Video compression picture types

From Wikipedia, the free encyclopedia

The three major picture types found in typical video compression designs are I(ntra) pictures, P(redicted) pictures, and B(i-predictive) pictures (or B(i-directional) pictures). They are also commonly referred to as I frames, P frames, and B frames. In older material, the term "bi-directional" rather than "bi-predictive" is dominant.

In video compression formats, such as in ITU-T VCEG or ISO/IEC MPEG video standards, often only the differences between pictures will be encoded. For example, in a scene in which a person walks past a stationary background, only the moving region will need to be represented (either using motion compensation or as image data or as a combination of the two, depending on which representation requires fewer bits to adequately represent the picture). The parts of the scene that are not changing need not be sent repeatedly.

Strictly speaking, the term picture is a more general term than frame, as a picture can be either a frame or a field, where a frame is essentially an image captured at some instant in time and a field is the set of every-other line that would form an image at some instant in time. When sending video in interlaced-scan format, the coding of pictures as individual fields is often used rather than the coding of complete frames. Informally, the term "frame" is often used when the actual intent is the more general term "picture".

Typically, pictures are segmented into macroblocks, and individual prediction types can be selected on a macroblock basis rather than being the same for the entire picture, as follows:

I pictures can contain only intra macroblocks
P pictures can contain either intra macroblocks or predicted macroblocks
B pictures can contain intra, predicted, or bi-predicted macroblocks

Furthermore, in the most recent video codec standard H.264, the picture can be segmented into smaller regions called slices and instead of using I, B and P picture type selections, the encoder can choose the prediction style distinctly on each individual slice.
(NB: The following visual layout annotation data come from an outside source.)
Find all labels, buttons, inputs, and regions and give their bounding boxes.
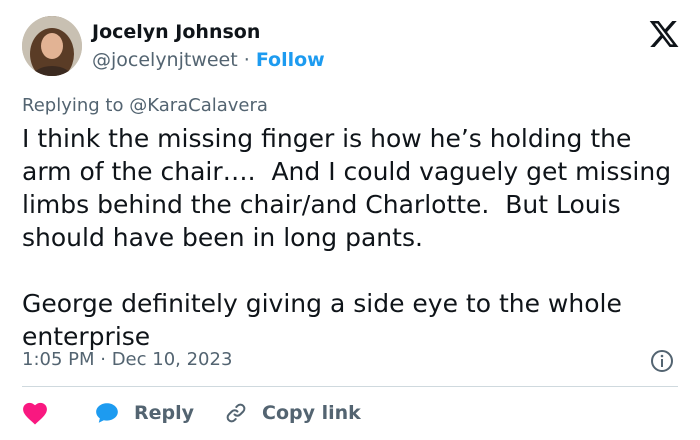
avatar-image [22, 16, 82, 76]
reply-label: Reply [134, 402, 195, 424]
author-subline: @jocelynjtweet · Follow [92, 48, 325, 72]
author-block: Jocelyn Johnson @jocelynjtweet · Follow [92, 20, 325, 72]
copy-link-button[interactable]: Copy link [224, 401, 361, 425]
heart-icon [23, 402, 47, 425]
tweet-card: Jocelyn Johnson @jocelynjtweet · Follow … [0, 0, 700, 440]
follow-button[interactable]: Follow [256, 49, 325, 71]
replying-to: Replying to @KaraCalavera [22, 95, 268, 116]
divider [22, 386, 678, 387]
reply-button[interactable]: Reply [94, 401, 194, 425]
info-icon[interactable] [650, 349, 674, 373]
tweet-timestamp[interactable]: 1:05 PM · Dec 10, 2023 [22, 348, 232, 372]
author-name[interactable]: Jocelyn Johnson [92, 20, 325, 44]
action-bar: Reply Copy link [22, 398, 361, 428]
like-button[interactable] [22, 401, 48, 425]
copy-link-label: Copy link [262, 402, 361, 424]
x-logo-icon[interactable] [648, 18, 680, 50]
tweet-text: I think the missing finger is how he’s h… [22, 124, 672, 351]
link-icon [226, 403, 246, 423]
author-handle[interactable]: @jocelynjtweet [92, 49, 238, 71]
separator-dot: · [243, 49, 250, 71]
speech-bubble-icon [96, 403, 118, 423]
avatar[interactable] [22, 16, 82, 76]
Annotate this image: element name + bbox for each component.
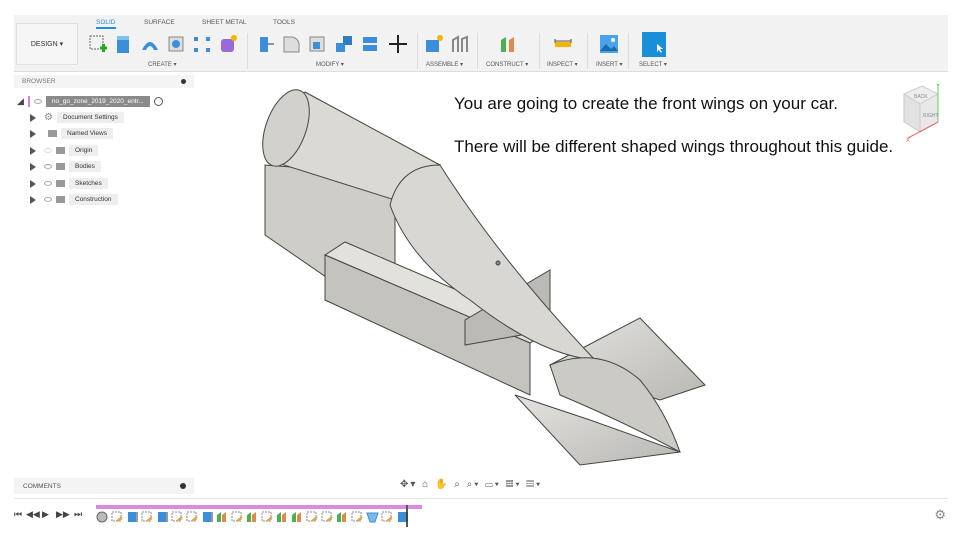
timeline-range	[96, 505, 422, 509]
viewcube-back-face: BACK	[914, 94, 928, 100]
viewcube[interactable]: RIGHT BACK X Y	[898, 82, 944, 144]
comments-panel[interactable]: COMMENTS	[14, 478, 194, 494]
timeline-plane-icon[interactable]	[216, 510, 229, 522]
timeline-sketch-icon[interactable]	[111, 510, 124, 522]
timeline-plane-icon[interactable]	[336, 510, 349, 522]
play-button[interactable]: ▶	[42, 509, 49, 520]
timeline-extrude-icon[interactable]	[201, 510, 214, 522]
timeline-body-icon[interactable]	[96, 510, 109, 523]
timeline-extrude-icon[interactable]	[396, 510, 409, 522]
timeline-sketch-icon[interactable]	[171, 510, 184, 522]
timeline-extrude-icon[interactable]	[156, 510, 169, 522]
viewcube-right-face: RIGHT	[923, 113, 939, 119]
timeline-plane-icon[interactable]	[276, 510, 289, 522]
timeline-sketch-icon[interactable]	[141, 510, 154, 522]
timeline-sketch-icon[interactable]	[381, 510, 394, 522]
timeline-sketch-icon[interactable]	[261, 510, 274, 522]
settings-gear-icon[interactable]: ⚙	[934, 507, 946, 523]
add-comment-icon[interactable]	[180, 483, 186, 489]
timeline-sketch-icon[interactable]	[306, 510, 319, 522]
timeline-sketch-icon[interactable]	[186, 510, 199, 522]
car-model-viewport[interactable]	[0, 0, 960, 540]
timeline-plane-icon[interactable]	[291, 510, 304, 522]
timeline[interactable]: ⏮ ◀◀ ▶ ▶▶ ⏭ ⚙	[14, 498, 948, 528]
timeline-extrude-icon[interactable]	[126, 510, 139, 522]
next-step-button[interactable]: ▶▶	[56, 509, 70, 520]
timeline-loft-icon[interactable]	[366, 510, 379, 523]
instruction-line-1: You are going to create the front wings …	[454, 94, 839, 113]
instruction-line-2: There will be different shaped wings thr…	[454, 137, 894, 156]
previous-step-button[interactable]: ◀◀	[26, 509, 40, 520]
instruction-text: You are going to create the front wings …	[454, 92, 924, 158]
comments-title: COMMENTS	[23, 483, 61, 490]
timeline-features	[96, 510, 409, 523]
x-axis-label: X	[906, 138, 910, 144]
y-axis-label: Y	[936, 84, 940, 90]
last-step-button[interactable]: ⏭	[74, 509, 82, 520]
timeline-sketch-icon[interactable]	[231, 510, 244, 522]
timeline-sketch-icon[interactable]	[321, 510, 334, 522]
first-step-button[interactable]: ⏮	[14, 509, 22, 520]
navigation-bar[interactable]: ✥▾ ⌂ ✋ ⌕ ⌕▾ ▭▾ ▦▾ ▤▾	[400, 479, 542, 490]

[edit] Intra pictures (or slices or I-frames or key frames)

For more information about Key Frames, see Keyframe

Are pictures coded without reference to any picture except itself.
May be generated by an encoder to create a random access point (to allow a decoder to start decoding properly from scratch at that picture location).
May also be generated when differentiating image details prohibit generation of effective P or B frames.
Typically require more bits to encode than other picture types.

Often, I pictures (I-frames) are used for random access and are used as references for the decoding of other pictures. Intra refresh periods of a half-second are common on such applications as digital television broadcast and DVD storage. Longer refresh periods may be used in some environments. For example, in videoconferencing systems it is common to send I pictures very infrequently.

[edit] Predicted pictures (or slices)

Require the prior decoding of some other picture(s) in order to be decoded.
May contain both image data and motion vector displacements and combinations of the two.
Can reference previous pictures in decoding order.
In older standard designs (such as MPEG-2), use only one previously-decoded picture as a reference during decoding, and require that picture to also precede the P picture in display order.
In H.264, can use multiple previously-decoded pictures as references during decoding, and can have any arbitrary display-order relationship relative to the picture(s) used for its prediction.
Typically require fewer bits for encoding than I pictures do.

[edit] Bi-predictive pictures (or slices)

Require the prior decoding of some other picture(s) in order to be decoded.
May contain both image data and motion vector displacements and combinations of the two.
Include some prediction modes that form a prediction of a motion region (e.g., a macroblock or a smaller area) by averaging the predictions obtained using two different previously-decoded reference regions.
In older standard designs (such as MPEG-2), B pictures are never used as references for the prediction of other pictures. As a result, a lower quality encoding (resulting in the use of fewer bits than would otherwise be the case) can be used for such B pictures because the loss of detail will not harm the prediction quality for subsequent pictures.
In H.264, may or may not be used as references for the decoding of other pictures (at the discretion of the encoder).
In older standard designs (such as MPEG-2), use exactly two previously-decoded pictures as references during decoding, and require one of those pictures to precede the B picture in display order and the other one to follow it.
In H.264, can use one, two, or more than two previously-decoded pictures as references during decoding, and can have any arbitrary display-order relationship relative to the picture(s) used for its prediction.
Typically require fewer bits for encoding than either I or P pictures do.